Erasmus-Woche an der IES Fernando III in Martos (8.–15. November 2025)

 

Sieben Schüler*innen unserer Schule – Feichtinger Michéle, Gotter Melanie, Strasser Nora, Kimeswenger Maximilian, Kollmann Jonas, Prantner Laurin (3aKWBT) sowie Manuel Biberhofer (2aFVT) – verbrachten gemeinsam mit den Lehrkräften Beate van Duyvenbode und Alexander Aberl eine erlebnisreiche Erasmus-Woche an der IES Fernando III in Martos, Andalusien. Wir fühlten uns während des gesamten Aufenthalts sehr herzlich willkommen.

 

Der Beginn in Málaga bot Gelegenheit zum Kennenlernen, bevor es am Sonntag nach einer Wanderung in der Felslandschaft El Torcal weiter nach Martos ging, wo wir am Abend bereits einige der spanischen Kollegen treffen konnten.
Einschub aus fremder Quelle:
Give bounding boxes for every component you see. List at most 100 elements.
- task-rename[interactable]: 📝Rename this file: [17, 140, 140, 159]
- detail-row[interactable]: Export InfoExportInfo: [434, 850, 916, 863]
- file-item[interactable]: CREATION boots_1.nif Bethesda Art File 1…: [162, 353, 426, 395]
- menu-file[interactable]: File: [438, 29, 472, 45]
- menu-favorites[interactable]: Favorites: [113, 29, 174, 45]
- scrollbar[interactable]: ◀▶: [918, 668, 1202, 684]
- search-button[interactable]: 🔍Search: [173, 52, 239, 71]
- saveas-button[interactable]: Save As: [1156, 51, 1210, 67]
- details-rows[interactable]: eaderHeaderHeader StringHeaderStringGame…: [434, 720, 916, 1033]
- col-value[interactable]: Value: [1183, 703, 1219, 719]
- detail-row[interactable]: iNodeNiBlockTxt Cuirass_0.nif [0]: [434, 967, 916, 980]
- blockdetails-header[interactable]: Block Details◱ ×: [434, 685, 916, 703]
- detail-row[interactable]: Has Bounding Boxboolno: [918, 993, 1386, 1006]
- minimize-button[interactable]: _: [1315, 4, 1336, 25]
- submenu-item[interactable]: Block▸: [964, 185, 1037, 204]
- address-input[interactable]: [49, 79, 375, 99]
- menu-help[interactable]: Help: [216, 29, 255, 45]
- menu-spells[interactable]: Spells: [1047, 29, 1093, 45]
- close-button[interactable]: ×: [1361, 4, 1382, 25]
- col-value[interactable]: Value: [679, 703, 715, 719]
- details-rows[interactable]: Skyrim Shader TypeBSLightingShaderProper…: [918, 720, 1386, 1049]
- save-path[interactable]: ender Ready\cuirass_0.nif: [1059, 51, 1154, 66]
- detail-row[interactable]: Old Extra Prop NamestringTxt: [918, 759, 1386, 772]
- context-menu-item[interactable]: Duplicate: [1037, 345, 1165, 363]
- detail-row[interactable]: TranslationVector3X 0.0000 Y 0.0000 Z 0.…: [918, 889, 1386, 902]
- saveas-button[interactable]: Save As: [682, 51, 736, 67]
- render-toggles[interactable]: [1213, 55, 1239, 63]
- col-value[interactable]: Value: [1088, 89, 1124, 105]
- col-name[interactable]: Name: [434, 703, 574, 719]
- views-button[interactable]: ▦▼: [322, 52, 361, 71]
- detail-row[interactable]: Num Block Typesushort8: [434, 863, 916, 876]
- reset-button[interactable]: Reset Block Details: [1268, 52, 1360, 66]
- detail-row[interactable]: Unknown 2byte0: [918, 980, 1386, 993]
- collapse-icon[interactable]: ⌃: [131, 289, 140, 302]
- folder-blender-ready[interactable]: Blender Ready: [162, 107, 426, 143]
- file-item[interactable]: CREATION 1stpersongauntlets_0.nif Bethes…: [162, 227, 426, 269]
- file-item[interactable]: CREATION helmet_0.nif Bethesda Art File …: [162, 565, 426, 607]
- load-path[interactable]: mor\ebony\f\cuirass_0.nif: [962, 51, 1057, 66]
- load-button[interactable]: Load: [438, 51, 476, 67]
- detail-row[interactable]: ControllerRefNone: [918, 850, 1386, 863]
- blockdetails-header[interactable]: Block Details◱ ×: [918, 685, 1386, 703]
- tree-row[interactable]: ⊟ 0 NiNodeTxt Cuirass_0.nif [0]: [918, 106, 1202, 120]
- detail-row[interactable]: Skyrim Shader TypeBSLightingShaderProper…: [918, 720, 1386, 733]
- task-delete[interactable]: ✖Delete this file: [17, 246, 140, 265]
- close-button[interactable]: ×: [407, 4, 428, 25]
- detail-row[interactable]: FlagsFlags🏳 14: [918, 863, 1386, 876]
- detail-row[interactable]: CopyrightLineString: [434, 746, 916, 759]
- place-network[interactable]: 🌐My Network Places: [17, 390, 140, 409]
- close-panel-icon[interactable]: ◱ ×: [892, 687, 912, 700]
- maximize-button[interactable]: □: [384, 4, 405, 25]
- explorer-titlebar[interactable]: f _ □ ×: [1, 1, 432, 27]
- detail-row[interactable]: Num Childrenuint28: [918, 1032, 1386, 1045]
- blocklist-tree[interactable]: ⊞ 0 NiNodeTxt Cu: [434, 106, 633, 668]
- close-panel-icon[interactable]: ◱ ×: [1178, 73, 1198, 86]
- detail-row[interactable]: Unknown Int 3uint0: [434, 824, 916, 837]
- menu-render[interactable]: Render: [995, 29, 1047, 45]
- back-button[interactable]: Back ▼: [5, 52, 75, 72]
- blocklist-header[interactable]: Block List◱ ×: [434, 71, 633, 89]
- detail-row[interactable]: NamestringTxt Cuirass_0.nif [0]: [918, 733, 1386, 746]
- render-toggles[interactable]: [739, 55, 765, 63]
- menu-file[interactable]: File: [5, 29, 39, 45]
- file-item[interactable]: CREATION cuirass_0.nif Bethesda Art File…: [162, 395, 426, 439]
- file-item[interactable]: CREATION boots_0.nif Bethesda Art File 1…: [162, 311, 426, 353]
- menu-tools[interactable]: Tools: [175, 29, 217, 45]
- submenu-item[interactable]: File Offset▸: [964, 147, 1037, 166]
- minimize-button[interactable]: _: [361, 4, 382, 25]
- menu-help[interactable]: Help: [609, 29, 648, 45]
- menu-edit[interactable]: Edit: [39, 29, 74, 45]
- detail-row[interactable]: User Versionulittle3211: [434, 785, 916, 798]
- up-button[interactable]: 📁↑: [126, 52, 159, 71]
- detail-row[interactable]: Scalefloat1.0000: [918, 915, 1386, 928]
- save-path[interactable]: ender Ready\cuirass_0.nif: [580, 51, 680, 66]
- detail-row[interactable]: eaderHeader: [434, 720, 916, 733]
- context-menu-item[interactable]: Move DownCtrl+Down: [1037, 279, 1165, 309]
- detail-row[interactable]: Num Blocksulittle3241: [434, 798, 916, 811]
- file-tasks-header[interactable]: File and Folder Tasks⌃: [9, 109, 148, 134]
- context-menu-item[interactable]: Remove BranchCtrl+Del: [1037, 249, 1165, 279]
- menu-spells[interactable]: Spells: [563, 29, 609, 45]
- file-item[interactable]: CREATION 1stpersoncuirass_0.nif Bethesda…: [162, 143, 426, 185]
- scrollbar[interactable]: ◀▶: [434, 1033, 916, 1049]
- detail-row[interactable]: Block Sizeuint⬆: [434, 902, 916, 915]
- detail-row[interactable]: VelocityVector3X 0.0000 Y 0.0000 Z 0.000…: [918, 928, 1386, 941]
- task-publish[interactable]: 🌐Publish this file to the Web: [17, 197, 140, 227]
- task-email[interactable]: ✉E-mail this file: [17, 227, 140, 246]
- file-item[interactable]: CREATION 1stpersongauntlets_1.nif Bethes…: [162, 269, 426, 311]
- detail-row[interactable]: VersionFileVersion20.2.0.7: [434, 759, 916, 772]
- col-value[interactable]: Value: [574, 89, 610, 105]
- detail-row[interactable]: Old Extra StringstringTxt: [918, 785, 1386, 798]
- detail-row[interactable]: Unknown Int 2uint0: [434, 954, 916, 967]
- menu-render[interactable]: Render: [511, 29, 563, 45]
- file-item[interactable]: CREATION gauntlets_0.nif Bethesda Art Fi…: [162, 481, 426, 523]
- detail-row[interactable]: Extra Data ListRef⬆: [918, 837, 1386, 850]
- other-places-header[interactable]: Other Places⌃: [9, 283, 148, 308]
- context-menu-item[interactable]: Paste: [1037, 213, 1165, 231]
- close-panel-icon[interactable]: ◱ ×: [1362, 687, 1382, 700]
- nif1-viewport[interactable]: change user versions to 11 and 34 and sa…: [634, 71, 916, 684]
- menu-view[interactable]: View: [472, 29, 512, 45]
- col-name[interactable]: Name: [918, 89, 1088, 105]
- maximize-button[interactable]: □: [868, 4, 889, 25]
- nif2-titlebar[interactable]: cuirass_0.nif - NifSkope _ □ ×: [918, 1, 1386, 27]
Am Montag stand ein gemeinsamer Ausflug mit den spanischen Schülern und Lehrern sowie einer Gruppe des Gymnasium Werndpark aus Steyr nach Granada und zur Alhambra auf dem Programm.

 

Am Dienstag lernten unsere Lehrlinge die Schule näher kennen, besuchten die Firma Andaltec gemeinsam mit ihren spanischen Kollegen, die sie ihnen am Nachmittag durch die Stadt Martos führten.

 

Von Mittwoch bis Donnerstag arbeiteten die Schüler*innen intensiv am EcoCap-Injection-Projekt, welches von Alexander Aberl und den spanischen Kollegen während seines zweimonatigen Erasmus-Aufenthalts an der IES Fernando erarbeitet wurde: Hierbei wurden Flaschenverschlüsse recycelt und daraus mittels Extrusion, Spritzguss und 3D-Druck Kunststoffbecher hergestellt. Den Abschluss fand das Projekt mit der Präsentation am Freitag in der Aula Ateca der Schule. 

 

Ergänzt wurde das Programm durch eine kleine Wanderung auf die Peña (den Hausberg von Martos), einen Flamenco-Workshop, einen Besuch in Jaén sowie eine Führung durch die Ölmühle Picualia in Bailén.

 

Gemeinsame Abendessen mit Tapas und anderen spanischen Spezialitäten und viele Begegnungen mit spanischen Jugendlichen rundeten die Woche ab. Am Samstag kehrte die Gruppe voller neuer Eindrücke und Erfahrungen nach Wien zurück.

 

Danke an alle, die zum Erfolg dieser Erasmus-Mobilität beigetragen haben.